Pois aprenda, Rose. Se esforce. Você vai ter que se esforçar o dobro. Para vencer a falta de recursos, a falta de atenção do Estado, a falta de opções e a falta de respeito. E vai ter que se esforçar ainda mais, pelo simples fato de ser uma menina. Mas, valerá a pena. Não desista!

"Tudo o que você precisa é de Foco -  um objetivo pra alcançar; Força, pra nunca desistir de lutar e Fé, pra se manter de pé enquanto puder.
Aqui um em um milhão nasceu pra vencer. Mas nada impede que esse um seja você !
E tudo que você precisa ter é - Foco, força e fé
(Projota)

Com muito esforço, vencemos a trilha final até o vilarejo. Entrando na vila, um grupo de pessoas começou a nos aplaudir. Chamavam-nos de guerreiras. E é o que fomos neste fim de semana. Mas os verdadeiros guerreiros são eles, que vencem a Caatinga todos os dias! 

Quase sem voz, e exausta, eu só pedia que Lu me esperasse para passarmos juntas na chegada. Só voltei a me animar quando vi o pórtico. Aí foi embora o cansaço, a dor, a sede, o enjôo e tudo.... Pedalei com força e alegria! Concluímos a prova e passamos juntas no Pórtico! Eram 13:00. Completamos o percurso em catorze horas!

Fizemos festa para nós mesmas e a alegria era tanta que chamamos a atenção da organização e de quem já descansava na chegada. Logo veio Ana Paula e fez essa linda  e inesquecível foto. Vencemos! Primeiro lugar na categoria duplas mistas/femininas 60 km! Uma corrida para entrar para a história!

                      

O sertão não é pra qualquer um. Ele exige respeito. O sertão molda o caráter. Ensina a ser gente!

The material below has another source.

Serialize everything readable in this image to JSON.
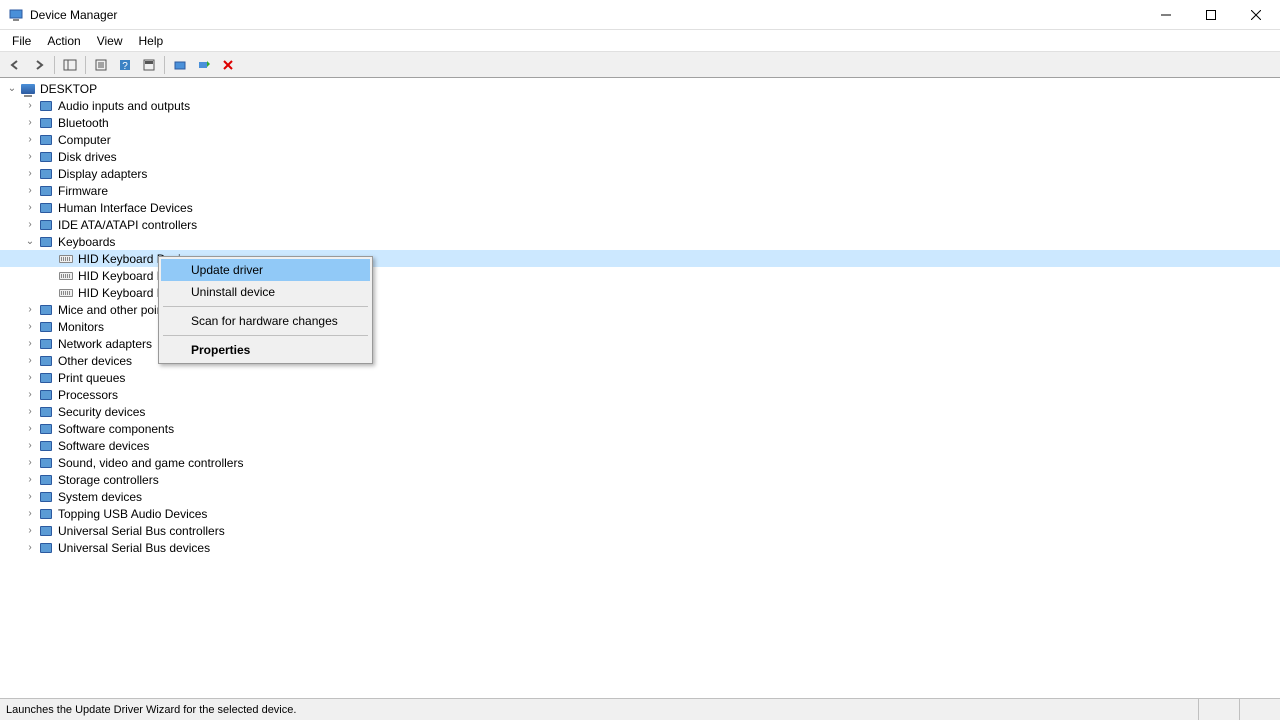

Desejo que voinha tenha saúde para terminar de criar a Rose. E que Rose estude, se forme e trabalhe. Desejo que Rose compre uma bicicleta. E que se torne uma Penélope do Agreste.

A essência de um homem de verdade,
vem do pai pra formar um cidadão,
vem da mãe pra lhe dar educação,
e um menino vira homem de caráter.
Macho véi, com muita sinceridade,
Eu lhe digo que aqui no meu sertão,
caráter e honestidade são coisas de criação,
tem família que sofre com sede e fome,
sem dinheiro, sem luxo e sem “sobrenome”,
12 filhos e nem um vira ladrão.
Bráulio Bessa

FOCO, FORÇA e FÉ

Obrigada a Deus pela lição de Fé. Obrigada pelo pequeno Milagre. Obrigada a minha mãe, pelas orações e a Sílvia Prófumo pelo incentivo e vibrações positivas. Obrigada so meu esposo pelo apoio e companheirismo de sempre

Obrigada a Waltinho e equipe por esta prova maravilhosa.
Obrigada a minha parceira Lu Kroger pela força!
Parabéns a todos os atletas pela superação
#DesafiodosSertões2018 - #Partiutreinar

A emoção está resumida neste vídeo: Desafio dos Sertões 2017 - oficial



[1] Na hora não tirei foto. Peguei essa aí do google
[2] TMA – Torre de medição anemométrica



[i] Pontos de controle – passagem obrigatória que os atletas tem que localizar se orientando somente com mapa e bússola.